Pyuria, however, is a well-established and independent biomarker of UTI and is not subject to the same bias as patient-reported symptoms. Once a staple of general clinical practice, fresh urine microscopy is an easy method, but it may be difficult to reintroduce this into ordinary healthcare. However, there are automated cell counters that are not expensive, which could be adapted to this role. We did not collect data on vaginal oestrogen use in post-menopausal women. Oestrogen replacement is not known to affect pyuria counts and we failed to see an effect during observational work.

Another limitation is that this study is not a clinical trial, though an RCT is being planned. However, the unique circumstances allowed us to generate data similar to that produced in cross-over studies, providing a rare opportunity to test our hypothesis.

Finally, only two thirds of patients generated urinalysis data, with the potential to generate selection bias. During normal clinic service, patients on telephone review had lower symptom scores than those attending in person for urinalysis (t = −3.2, p = 0.002, 95% CI of difference = −4.8 to −1.1), indicating more stable disease permitting remote surveillance. This was also the case after the prescribing restrictions were lifted and normal service resumed (t = −4.9, p < 0.001, 95% CI of difference = −5.9 to −2.5). By contrast, during the suspension there was no difference between symptom scores comparing those who attended for face-to-face review and urinalysis with those who were reviewed by telephone (t = −0.84, p = 0.4, 95% CI of difference = −2.4 to +1.0). Thus, it is less likely that the data were confounded by a selection bias.

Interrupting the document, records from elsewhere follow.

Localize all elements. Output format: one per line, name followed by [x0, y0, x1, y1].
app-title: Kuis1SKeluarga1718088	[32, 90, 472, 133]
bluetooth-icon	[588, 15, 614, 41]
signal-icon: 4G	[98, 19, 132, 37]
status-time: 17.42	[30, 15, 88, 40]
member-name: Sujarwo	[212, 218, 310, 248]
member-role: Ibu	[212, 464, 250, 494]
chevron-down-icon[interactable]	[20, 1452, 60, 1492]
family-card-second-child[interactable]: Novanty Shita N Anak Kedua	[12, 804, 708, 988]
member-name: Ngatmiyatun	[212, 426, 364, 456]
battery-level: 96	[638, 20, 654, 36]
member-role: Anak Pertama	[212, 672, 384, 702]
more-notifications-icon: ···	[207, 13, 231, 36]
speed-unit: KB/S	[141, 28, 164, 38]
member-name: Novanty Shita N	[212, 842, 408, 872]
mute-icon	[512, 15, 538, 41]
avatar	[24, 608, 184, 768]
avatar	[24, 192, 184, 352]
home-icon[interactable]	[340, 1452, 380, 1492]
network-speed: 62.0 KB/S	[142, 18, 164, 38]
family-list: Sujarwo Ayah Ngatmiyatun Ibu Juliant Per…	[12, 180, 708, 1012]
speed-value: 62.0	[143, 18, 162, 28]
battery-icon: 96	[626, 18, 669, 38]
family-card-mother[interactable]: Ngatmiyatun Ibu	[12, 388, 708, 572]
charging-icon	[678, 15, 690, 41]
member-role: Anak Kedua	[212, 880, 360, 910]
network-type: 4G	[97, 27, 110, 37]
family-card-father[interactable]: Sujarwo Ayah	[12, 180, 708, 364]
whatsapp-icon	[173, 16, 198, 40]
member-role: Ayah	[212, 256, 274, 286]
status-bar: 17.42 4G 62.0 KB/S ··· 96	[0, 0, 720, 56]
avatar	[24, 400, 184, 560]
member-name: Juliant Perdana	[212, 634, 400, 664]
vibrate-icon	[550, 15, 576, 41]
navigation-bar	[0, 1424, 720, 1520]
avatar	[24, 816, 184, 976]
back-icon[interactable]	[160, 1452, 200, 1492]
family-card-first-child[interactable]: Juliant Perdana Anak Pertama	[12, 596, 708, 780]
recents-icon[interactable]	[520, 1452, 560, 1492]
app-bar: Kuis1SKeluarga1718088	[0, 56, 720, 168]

The UK National Institute for Health and Care Excellence (NICE) has generated guidelines for the management of acute UTI, which limits antibiotic prescriptions to 14 days. The majority of patients in this study had failed to respond to standard antibiotic treatment and other recommended interventions for painful LUTS, prior to referral to this service, and a significant proportion of those referred for treatment came from other tertiary units. NICE has acknowledged a guideline deficit for patients affected by complicated UTI by publishing a “placeholder” statement, employed to identify a knowledge gap [10]. It is noteworthy that the treatment of acute UTI using recommended antibiotic prescribing guidelines is associated with a 25%–35% microbiological and symptomatic failure rate [26]. These data, and the results of our work, demonstrate the need for further research into the management of UTI and for existing guidelines on UTI to be urgently reviewed. It is our hope that clinicians will recognise the challenges that these patients pose in their own practices and that this will galvanise efforts to advance our knowledge in this neglected area of medicine.

While widespread concern about antimicrobial resistance (AMR) makes stewardship policies imperative, a one-size-fits-all approach may be equally unhelpful. Long-term antimicrobials should not be withheld when they are necessary (as is the case, for example, in tuberculosis patients). This is particularly true when patients are treated in a consultant-led clinical setting, subject to additional governance processes, careful monitoring and individualised therapy.